We propose a method to estimate population size based on capture-recapture designs of K samples. The observed data is formulated as a biased sample of n iid K-dimensional vectors of binary indicators from a conditional distribution given the vector is not 0, where the k-th component indicates that subject being caught by the k-th sample. The target quantity is the prob. that the vector is not 0. We cover models assuming a single general constraint on the K-dimensional distribution so that the target quantity is identified and the statistical model is unrestricted. We present worked out solutions for common constraints (K-way additive interaction=0 and conditional independence).

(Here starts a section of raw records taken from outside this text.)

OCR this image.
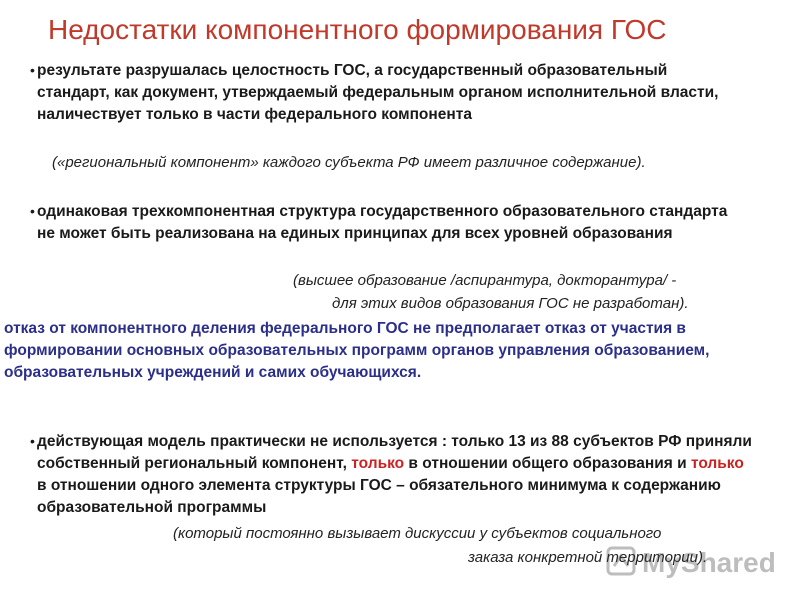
Недостатки компонентного формирования ГОС
• результате разрушалась целостность ГОС, а государственный образовательный стандарт, как документ, утверждаемый федеральным органом исполнительной власти, наличествует только в части федерального компонента
(«региональный компонент» каждого субъекта РФ имеет различное содержание).
• одинаковая трехкомпонентная структура государственного образовательного стандарта не может быть реализована на единых принципах для всех уровней образования
(высшее образование /аспирантура, докторантура/ -
для этих видов образования ГОС не разработан).
отказ от компонентного деления федерального ГОС не предполагает отказ от участия в формировании основных образовательных программ органов управления образованием, образовательных учреждений и самих обучающихся.
• действующая модель практически не используется : только 13 из 88 субъектов РФ приняли собственный региональный компонент, только в отношении общего образования и только в отношении одного элемента структуры ГОС – обязательного минимума к содержанию образовательной программы
(который постоянно вызывает дискуссии у субъектов социального
заказа конкретной территории).
MyShared
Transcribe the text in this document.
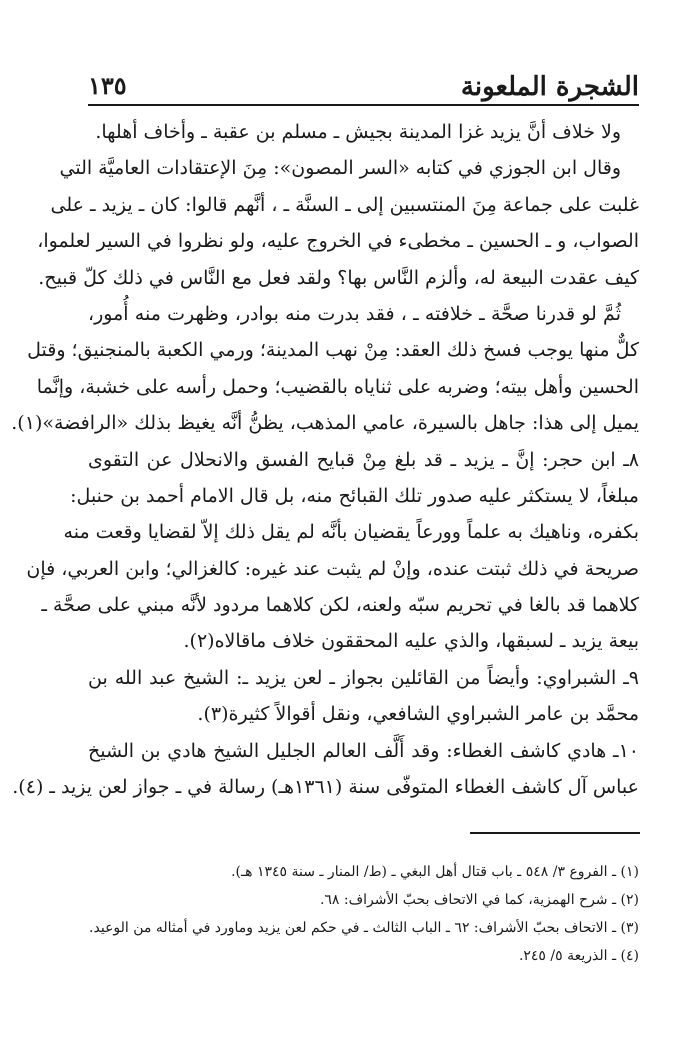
١٣٥	الشجرة الملعونة
ولا خلاف أنَّ يزيد غزا المدينة بجيش ـ مسلم بن عقبة ـ وأخاف أهلها.
وقال ابن الجوزي في كتابه «السر المصون»: مِنَ الإعتقادات العاميَّة التي
غلبت على جماعة مِنَ المنتسبين إلى ـ السنَّة ـ ، أنَّهم قالوا: كان ـ يزيد ـ على
الصواب، و ـ الحسين ـ مخطىء في الخروج عليه، ولو نظروا في السير لعلموا،
كيف عقدت البيعة له، وألزم النَّاس بها؟ ولقد فعل مع النَّاس في ذلك كلّ قبيح.
ثُمَّ لو قدرنا صحَّة ـ خلافته ـ ، فقد بدرت منه بوادر، وظهرت منه أُمور،
كلٌّ منها يوجب فسخ ذلك العقد: مِنْ نهب المدينة؛ ورمي الكعبة بالمنجنيق؛ وقتل
الحسين وأهل بيته؛ وضربه على ثناياه بالقضيب؛ وحمل رأسه على خشبة، وإنَّما
يميل إلى هذا: جاهل بالسيرة، عامي المذهب، يظنُّ أنَّه يغيظ بذلك «الرافضة»(١).
٨ـ ابن حجر: إنَّ ـ يزيد ـ قد بلغ مِنْ قبايح الفسق والانحلال عن التقوى
مبلغاً، لا يستكثر عليه صدور تلك القبائح منه، بل قال الامام أحمد بن حنبل:
بكفره، وناهيك به علماً وورعاً يقضيان بأنَّه لم يقل ذلك إلاّ لقضايا وقعت منه
صريحة في ذلك ثبتت عنده، وإنْ لم يثبت عند غيره: كالغزالي؛ وابن العربي، فإن
كلاهما قد بالغا في تحريم سبّه ولعنه، لكن كلاهما مردود لأنَّه مبني على صحَّة ـ
بيعة يزيد ـ لسبقها، والذي عليه المحققون خلاف ماقالاه(٢).
٩ـ الشبراوي: وأيضاً من القائلين بجواز ـ لعن يزيد ـ: الشيخ عبد الله بن
محمَّد بن عامر الشبراوي الشافعي، ونقل أقوالاً كثيرة(٣).
١٠ـ هادي كاشف الغطاء: وقد أَلَّف العالم الجليل الشيخ هادي بن الشيخ
عباس آل كاشف الغطاء المتوفّى سنة (١٣٦١هـ) رسالة في ـ جواز لعن يزيد ـ (٤).
(١) ـ الفروع ٣/ ٥٤٨ ـ باب قتال أهل البغي ـ (ط/ المنار ـ سنة ١٣٤٥ هـ).
(٢) ـ شرح الهمزية، كما في الاتحاف بحبّ الأشراف: ٦٨.
(٣) ـ الاتحاف بحبّ الأشراف: ٦٢ ـ الباب الثالث ـ في حكم لعن يزيد وماورد في أمثاله من الوعيد.
(٤) ـ الذريعة ٥/ ٢٤٥.
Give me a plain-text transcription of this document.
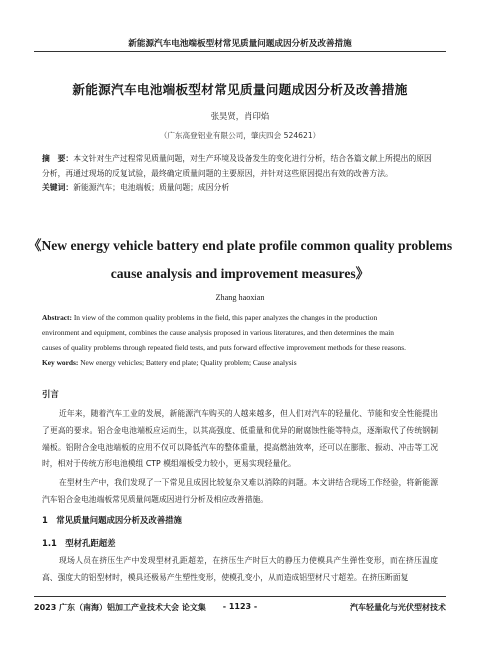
新能源汽车电池端板型材常见质量问题成因分析及改善措施
新能源汽车电池端板型材常见质量问题成因分析及改善措施
张昊贤，肖印焰
（广东高登铝业有限公司，肇庆四会 524621）
摘　要：本文针对生产过程常见质量问题，对生产环境及设备发生的变化进行分析，结合各篇文献上所提出的原因
分析，再通过现场的反复试验，最终确定质量问题的主要原因，并针对这些原因提出有效的改善方法。
关键词：新能源汽车；电池端板；质量问题；成因分析
《New energy vehicle battery end plate profile common quality problems
cause analysis and improvement measures》
Zhang haoxian
Abstract: In view of the common quality problems in the field, this paper analyzes the changes in the production
environment and equipment, combines the cause analysis proposed in various literatures, and then determines the main
causes of quality problems through repeated field tests, and puts forward effective improvement methods for these reasons.
Key words: New energy vehicles; Battery end plate; Quality problem; Cause analysis
引言
近年来，随着汽车工业的发展，新能源汽车购买的人越来越多，但人们对汽车的轻量化、节能和安全性能提出了更高的要求。铝合金电池端板应运而生，以其高强度、低重量和优异的耐腐蚀性能等特点，逐渐取代了传统钢制端板。铝附合金电池端板的应用不仅可以降低汽车的整体重量，提高燃油效率，还可以在膨胀、振动、冲击等工况时，相对于传统方形电池模组 CTP 模组端板受力较小，更易实现轻量化。
在型材生产中，我们发现了一下常见且成因比较复杂又难以消除的问题。本文讲结合现场工作经验，将新能源汽车铝合金电池端板常见质量问题成因进行分析及相应改善措施。
1　常见质量问题成因分析及改善措施
1.1　型材孔距超差
现场人员在挤压生产中发现型材孔距超差，在挤压生产时巨大的静压力使模具产生弹性变形，而在挤压温度高、强度大的铝型材时，模具还极易产生塑性变形，使模孔变小，从而造成铝型材尺寸超差。在挤压断面复
2023 广东（南海）铝加工产业技术大会 论文集	- 1123 -	汽车轻量化与光伏型材技术
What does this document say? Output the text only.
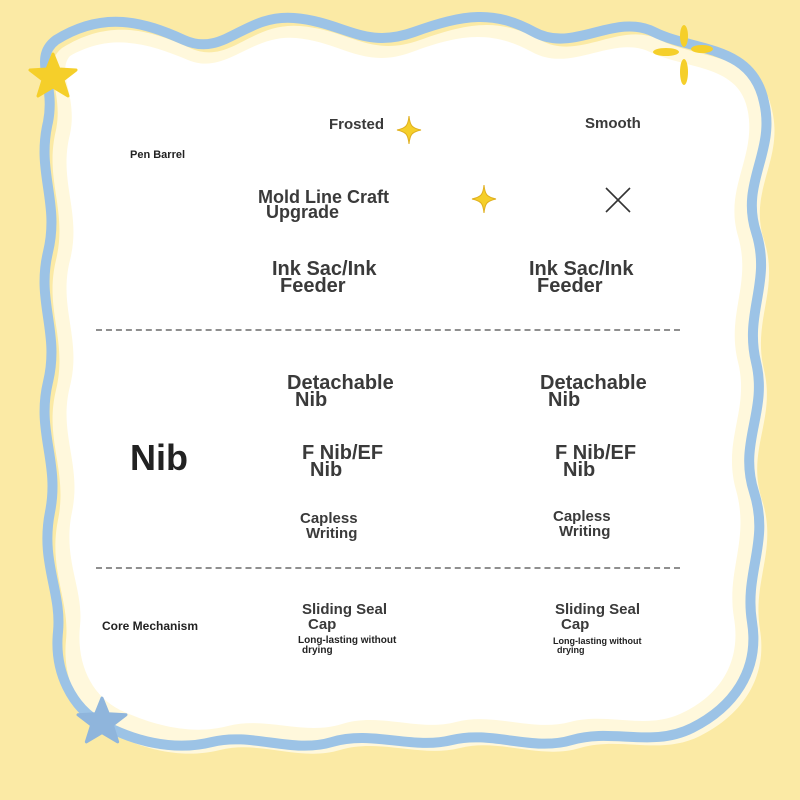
Pen Barrel
Frosted	Smooth
Mold Line Craft
Upgrade
Ink Sac/Ink
Feeder
Ink Sac/Ink
Feeder
Nib
Detachable
Nib
Detachable
Nib
F Nib/EF
Nib
F Nib/EF
Nib
Capless
Writing
Capless
Writing
Core Mechanism
Sliding Seal
Cap
Long-lasting without
drying
Sliding Seal
Cap
Long-lasting without
drying
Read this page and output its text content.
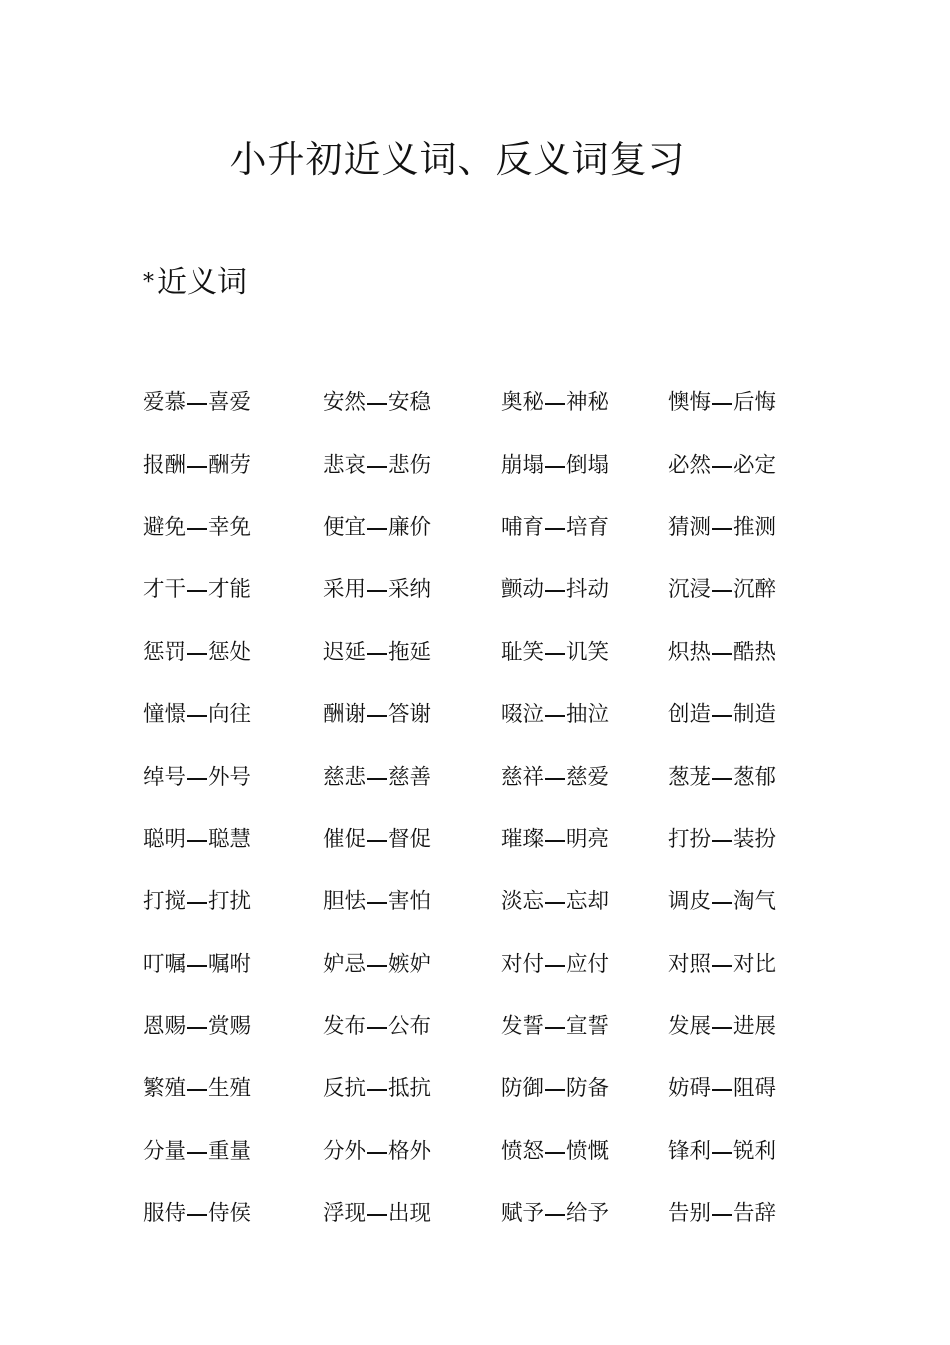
小升初近义词、反义词复习
* 近义词
爱慕 喜爱	安然 安稳	奥秘 神秘	懊悔 后悔
报酬 酬劳	悲哀 悲伤	崩塌 倒塌	必然 必定
避免 幸免	便宜 廉价	哺育 培育	猜测 推测
才干 才能	采用 采纳	颤动 抖动	沉浸 沉醉
惩罚 惩处	迟延 拖延	耻笑 讥笑	炽热 酷热
憧憬 向往	酬谢 答谢	啜泣 抽泣	创造 制造
绰号 外号	慈悲 慈善	慈祥 慈爱	葱茏 葱郁
聪明 聪慧	催促 督促	璀璨 明亮	打扮 装扮
打搅 打扰	胆怯 害怕	淡忘 忘却	调皮 淘气
叮嘱 嘱咐	妒忌 嫉妒	对付 应付	对照 对比
恩赐 赏赐	发布 公布	发誓 宣誓	发展 进展
繁殖 生殖	反抗 抵抗	防御 防备	妨碍 阻碍
分量 重量	分外 格外	愤怒 愤慨	锋利 锐利
服侍 侍侯	浮现 出现	赋予 给予	告别 告辞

We show the dramatic impact of the choice of constraint on the estimand value, so it’s crucial for the constraint to hold by design. For the K-way multiplicative interaction=0 constraint, MLE suffers from the curse of dimensionality. We propose a targeted MLE that combines machine learning to smooth across the 2^K cells while targeting the fit towards the target parameter of interest. For each problem, we provide simulations wrt assumption violations, inference with CI and experimental designs with software.